— Вообще, он — прошляк.
— Как мой отец мог его знать?
— Он его и не знал — он возил на самолете зэков.
— Интересно… девки пляшут… Почему он не сказал тебе раньше, что он твой отец?
— Не хотел усложнять мою жизнь.
— Вот и познакомь. Меня нисколько не смущает его профессия. Можно ли считать кого-то вором, если воры — первые люди государства?
— Вообще, он авторитет, хотя и прошляк. С ним считаются и советуются. Но пусть тебя это не волнует и не интересует. Ты ничего не слышал, и твоя хата с краю.
— Ничего не знаю. Даже не знаю, кто из Сени сделал дурачка.
— Меньше знаешь — крепче спишь.
— Согласен. Видишь, у нас с тобой кругом сплошное согласие. И еще. Друзья отца не знают, что ты выкинула фортель и ушла. Пусть не знают.
— А консерваторка?
— Побольше слушай всякие сплетни. Сама подумай: зачем консерваторке технарь? Соображать надо!
— Понятно. Настоящий мужчина будет отказываться, даже если жена застанет его в койке с голой девой. Он будет со слезой в голосе убеждать, что «ничего не было» и он вообще никак не может понять, откуда взялась эта телка в его кровати.
— Не было ничего! — сказал он и поглядел на жену честными глазами. — А Соньке плюнь в морду.
— Ей хватает удовольствий и без моего плевка.
— Погоди, дорогая. А Валюха? Она знает, от кого ты понесла?
— Нет. И про тебя она ничего не знает и не узнает. Зачем ей знать лишнее?

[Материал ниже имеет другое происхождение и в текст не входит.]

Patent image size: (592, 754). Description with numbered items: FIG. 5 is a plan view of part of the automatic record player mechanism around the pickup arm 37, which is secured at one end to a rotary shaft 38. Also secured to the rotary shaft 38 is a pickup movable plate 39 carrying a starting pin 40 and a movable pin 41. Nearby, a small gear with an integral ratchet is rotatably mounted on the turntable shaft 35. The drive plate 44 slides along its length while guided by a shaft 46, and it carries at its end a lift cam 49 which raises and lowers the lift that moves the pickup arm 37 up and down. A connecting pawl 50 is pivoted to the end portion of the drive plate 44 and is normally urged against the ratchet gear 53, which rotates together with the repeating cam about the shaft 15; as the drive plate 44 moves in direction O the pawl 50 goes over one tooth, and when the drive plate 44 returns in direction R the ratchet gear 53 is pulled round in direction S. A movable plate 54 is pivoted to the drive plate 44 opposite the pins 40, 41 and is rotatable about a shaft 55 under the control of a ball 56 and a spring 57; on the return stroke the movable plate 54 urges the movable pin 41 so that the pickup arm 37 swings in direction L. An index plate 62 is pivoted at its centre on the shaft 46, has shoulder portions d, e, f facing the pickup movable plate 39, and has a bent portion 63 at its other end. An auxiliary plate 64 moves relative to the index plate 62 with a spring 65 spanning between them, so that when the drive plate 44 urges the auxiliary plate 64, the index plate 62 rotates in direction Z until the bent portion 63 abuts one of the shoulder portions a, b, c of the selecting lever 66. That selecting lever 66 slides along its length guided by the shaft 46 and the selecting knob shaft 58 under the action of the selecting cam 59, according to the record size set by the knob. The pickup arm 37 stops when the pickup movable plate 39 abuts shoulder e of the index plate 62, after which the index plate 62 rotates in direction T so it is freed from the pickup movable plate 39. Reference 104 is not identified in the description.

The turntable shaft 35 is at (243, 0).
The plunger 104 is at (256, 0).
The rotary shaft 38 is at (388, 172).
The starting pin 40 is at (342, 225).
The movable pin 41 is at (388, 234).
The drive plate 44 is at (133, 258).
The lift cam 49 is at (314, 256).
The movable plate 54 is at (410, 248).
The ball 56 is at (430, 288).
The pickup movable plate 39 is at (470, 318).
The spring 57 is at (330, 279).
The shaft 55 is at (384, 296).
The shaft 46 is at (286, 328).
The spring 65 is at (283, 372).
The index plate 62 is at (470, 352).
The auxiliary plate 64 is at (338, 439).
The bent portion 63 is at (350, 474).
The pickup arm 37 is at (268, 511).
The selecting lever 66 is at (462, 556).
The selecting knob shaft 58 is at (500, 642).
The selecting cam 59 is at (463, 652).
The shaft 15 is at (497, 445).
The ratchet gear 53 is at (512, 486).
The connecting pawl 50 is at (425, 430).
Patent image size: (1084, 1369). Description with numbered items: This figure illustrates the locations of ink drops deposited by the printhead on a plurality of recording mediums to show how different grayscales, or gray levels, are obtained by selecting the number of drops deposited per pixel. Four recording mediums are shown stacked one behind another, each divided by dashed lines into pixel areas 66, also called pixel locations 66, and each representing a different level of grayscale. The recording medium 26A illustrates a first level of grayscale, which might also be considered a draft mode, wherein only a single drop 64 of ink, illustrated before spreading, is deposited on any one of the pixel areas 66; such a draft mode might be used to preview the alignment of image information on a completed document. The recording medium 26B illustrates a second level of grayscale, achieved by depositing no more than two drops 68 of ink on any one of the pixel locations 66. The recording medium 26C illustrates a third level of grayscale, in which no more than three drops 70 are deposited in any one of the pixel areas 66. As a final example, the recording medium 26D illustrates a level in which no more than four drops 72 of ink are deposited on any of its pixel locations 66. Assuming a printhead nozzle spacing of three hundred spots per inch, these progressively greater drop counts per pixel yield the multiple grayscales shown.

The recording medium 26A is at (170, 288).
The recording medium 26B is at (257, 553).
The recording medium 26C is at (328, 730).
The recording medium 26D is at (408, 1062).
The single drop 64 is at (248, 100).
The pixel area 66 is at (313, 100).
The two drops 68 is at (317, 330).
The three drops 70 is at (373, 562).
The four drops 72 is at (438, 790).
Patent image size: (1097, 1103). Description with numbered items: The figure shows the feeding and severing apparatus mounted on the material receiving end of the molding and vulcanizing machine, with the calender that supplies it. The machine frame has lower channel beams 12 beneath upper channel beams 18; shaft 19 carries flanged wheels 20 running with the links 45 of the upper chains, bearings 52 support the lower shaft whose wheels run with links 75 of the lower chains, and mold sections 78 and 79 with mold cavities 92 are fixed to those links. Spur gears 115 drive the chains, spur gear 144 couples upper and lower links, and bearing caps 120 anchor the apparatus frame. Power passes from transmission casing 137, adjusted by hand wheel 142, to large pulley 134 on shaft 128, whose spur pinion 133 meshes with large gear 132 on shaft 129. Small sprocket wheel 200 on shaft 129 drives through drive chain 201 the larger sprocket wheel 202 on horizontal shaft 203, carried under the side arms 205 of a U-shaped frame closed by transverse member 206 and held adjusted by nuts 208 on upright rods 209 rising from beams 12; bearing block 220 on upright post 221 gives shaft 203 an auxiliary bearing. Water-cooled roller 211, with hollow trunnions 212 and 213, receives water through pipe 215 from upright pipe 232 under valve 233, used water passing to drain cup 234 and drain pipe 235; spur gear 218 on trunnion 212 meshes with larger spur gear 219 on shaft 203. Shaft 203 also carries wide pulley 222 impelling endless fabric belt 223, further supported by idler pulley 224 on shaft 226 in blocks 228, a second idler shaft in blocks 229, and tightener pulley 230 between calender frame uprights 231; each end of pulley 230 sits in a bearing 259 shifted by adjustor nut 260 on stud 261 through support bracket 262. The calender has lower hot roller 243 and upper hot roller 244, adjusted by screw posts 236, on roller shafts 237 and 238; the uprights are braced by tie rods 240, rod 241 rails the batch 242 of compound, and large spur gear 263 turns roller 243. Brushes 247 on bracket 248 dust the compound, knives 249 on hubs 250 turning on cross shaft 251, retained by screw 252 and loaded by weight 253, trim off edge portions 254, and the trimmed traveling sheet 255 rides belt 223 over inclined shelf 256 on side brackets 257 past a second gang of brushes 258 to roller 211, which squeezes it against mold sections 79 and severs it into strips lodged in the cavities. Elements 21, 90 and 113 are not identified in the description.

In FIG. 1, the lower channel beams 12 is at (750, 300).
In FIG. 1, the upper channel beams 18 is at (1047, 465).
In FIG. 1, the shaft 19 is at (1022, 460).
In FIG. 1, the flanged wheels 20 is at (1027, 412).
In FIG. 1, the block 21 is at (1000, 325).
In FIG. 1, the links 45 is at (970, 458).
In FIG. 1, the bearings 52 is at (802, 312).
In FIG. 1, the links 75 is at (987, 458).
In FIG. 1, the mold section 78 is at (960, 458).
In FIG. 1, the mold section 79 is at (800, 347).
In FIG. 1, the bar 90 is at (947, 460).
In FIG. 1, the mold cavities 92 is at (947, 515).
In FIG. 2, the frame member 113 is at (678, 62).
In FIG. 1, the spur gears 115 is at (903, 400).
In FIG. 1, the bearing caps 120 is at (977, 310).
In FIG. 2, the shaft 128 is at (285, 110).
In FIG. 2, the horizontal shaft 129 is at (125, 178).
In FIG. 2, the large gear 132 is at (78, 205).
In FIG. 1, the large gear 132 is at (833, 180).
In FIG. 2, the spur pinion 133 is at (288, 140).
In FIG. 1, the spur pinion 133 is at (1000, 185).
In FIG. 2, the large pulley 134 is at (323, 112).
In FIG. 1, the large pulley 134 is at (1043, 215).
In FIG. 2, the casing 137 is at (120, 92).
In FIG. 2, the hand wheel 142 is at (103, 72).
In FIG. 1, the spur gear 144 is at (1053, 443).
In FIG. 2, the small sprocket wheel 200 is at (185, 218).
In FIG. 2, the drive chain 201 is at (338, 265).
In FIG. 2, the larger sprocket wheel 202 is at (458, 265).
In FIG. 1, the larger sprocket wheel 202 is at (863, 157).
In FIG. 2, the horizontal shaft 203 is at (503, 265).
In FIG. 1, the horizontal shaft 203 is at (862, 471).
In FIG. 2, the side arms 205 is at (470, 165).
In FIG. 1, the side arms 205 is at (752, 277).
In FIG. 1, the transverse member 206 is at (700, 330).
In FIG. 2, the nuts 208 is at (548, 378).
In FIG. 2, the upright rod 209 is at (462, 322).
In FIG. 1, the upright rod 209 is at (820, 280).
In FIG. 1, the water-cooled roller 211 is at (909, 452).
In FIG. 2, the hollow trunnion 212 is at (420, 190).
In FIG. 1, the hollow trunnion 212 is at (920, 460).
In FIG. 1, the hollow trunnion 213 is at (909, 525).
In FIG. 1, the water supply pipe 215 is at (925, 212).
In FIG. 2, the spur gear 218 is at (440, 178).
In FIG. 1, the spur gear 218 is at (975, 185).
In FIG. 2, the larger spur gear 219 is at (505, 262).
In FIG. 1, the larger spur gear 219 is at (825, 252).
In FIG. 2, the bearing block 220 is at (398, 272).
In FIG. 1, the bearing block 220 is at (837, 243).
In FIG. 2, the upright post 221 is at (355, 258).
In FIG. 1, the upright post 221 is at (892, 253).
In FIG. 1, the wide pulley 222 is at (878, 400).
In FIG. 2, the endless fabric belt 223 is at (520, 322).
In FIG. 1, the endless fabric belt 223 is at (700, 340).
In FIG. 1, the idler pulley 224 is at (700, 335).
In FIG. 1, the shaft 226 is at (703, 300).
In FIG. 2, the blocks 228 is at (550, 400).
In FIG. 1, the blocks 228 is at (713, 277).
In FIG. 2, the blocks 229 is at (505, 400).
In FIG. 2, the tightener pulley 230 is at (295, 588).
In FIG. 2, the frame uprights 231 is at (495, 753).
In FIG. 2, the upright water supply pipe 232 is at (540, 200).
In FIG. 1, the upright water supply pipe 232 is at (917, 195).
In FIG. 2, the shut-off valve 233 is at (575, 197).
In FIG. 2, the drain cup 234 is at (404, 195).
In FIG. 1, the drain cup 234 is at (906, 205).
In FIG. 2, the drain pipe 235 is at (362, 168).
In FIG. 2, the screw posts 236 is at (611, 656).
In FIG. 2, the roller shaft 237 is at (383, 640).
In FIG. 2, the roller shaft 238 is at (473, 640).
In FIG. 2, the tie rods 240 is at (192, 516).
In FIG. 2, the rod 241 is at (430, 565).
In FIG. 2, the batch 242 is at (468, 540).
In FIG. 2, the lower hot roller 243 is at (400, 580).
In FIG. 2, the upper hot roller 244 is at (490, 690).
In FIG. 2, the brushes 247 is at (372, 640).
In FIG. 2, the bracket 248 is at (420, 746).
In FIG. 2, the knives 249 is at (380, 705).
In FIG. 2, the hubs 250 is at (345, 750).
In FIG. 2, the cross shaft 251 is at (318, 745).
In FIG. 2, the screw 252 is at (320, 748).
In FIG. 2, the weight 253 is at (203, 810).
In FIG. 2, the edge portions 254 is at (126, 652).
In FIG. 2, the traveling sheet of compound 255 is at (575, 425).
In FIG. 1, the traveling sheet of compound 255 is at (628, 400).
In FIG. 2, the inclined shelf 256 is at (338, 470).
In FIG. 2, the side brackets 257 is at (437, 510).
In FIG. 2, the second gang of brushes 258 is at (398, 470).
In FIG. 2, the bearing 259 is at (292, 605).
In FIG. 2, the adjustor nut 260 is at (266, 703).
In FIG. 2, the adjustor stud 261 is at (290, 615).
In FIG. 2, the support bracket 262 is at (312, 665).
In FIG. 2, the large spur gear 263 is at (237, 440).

— Я думаю… Батька догадался. Оттого и ушел из дому. А потом устремился на подвиги. В героические тридцатые многие удирали от жен, любовниц и проблем совершать подвиги во славу Отечества.
— В темноте все кошки серы. А если у него и были какие-то сомнения, то теперь это не имеет значения.
— В самом деле. Говоря по правде, я считал тебя дурой после того, как ты в Тунисе перессорилась со всеми посольскими бабами.
— Для меня это был урок.
— Все! Ставим точку! Замыто!
Серафимовна (Борисовна) печально опустила свою хорошенькую и всегда аккуратно прибранную головку и о чем-то задумалась.
— Может, ты и прав.
Глава десятая
Наугад вытянул листок, исписанный крупным детским почерком, но, сколько ни вглядывался в этот трогательный своей детскостью почерк, не понимал ни слова.
— Почему, почему не послушался «негра» и не записывал рассказы стариков? — заговорил он вслух, переживая наплыв запоздалого раскаяния. — Я даже не знал, как он спасал англичан… Теперь этого никто не расскажет свидетели отошли, — он вспомнил отпевание, — в месте светле, в месте злачне, в месте покойне, отнюдуже отбеже болезнь, печаль и воздыхание, всякое согрешение, содеянное им словом, или делом, или помышлением, яко Благий Человеколюбец Бог, прости: яко несть человек, иже жив будет, и не согрешит… Ах, какие слова!
Он присмотрелся к исписанному листку, и вдруг до него дошел смысл верхней строки:
«Сыну моему Николаю…»
— О Боже! — вырвалось у него. — Оттуда, что ли?
Он принялся читать шепотом послание:
Взгляд Николая Иваныча упал на деревянную ученическую ручку с 86 пером, каких теперь, наверное, и в природе не существует. Отец писал, макая в чернильницу-непроливайку — такие также исчезли в вечности, как и героические тридцатые.
И вдруг его глаза наполнились слезами, он уронил голову на стол:
— Отец, отец, как я перед тобой виноват!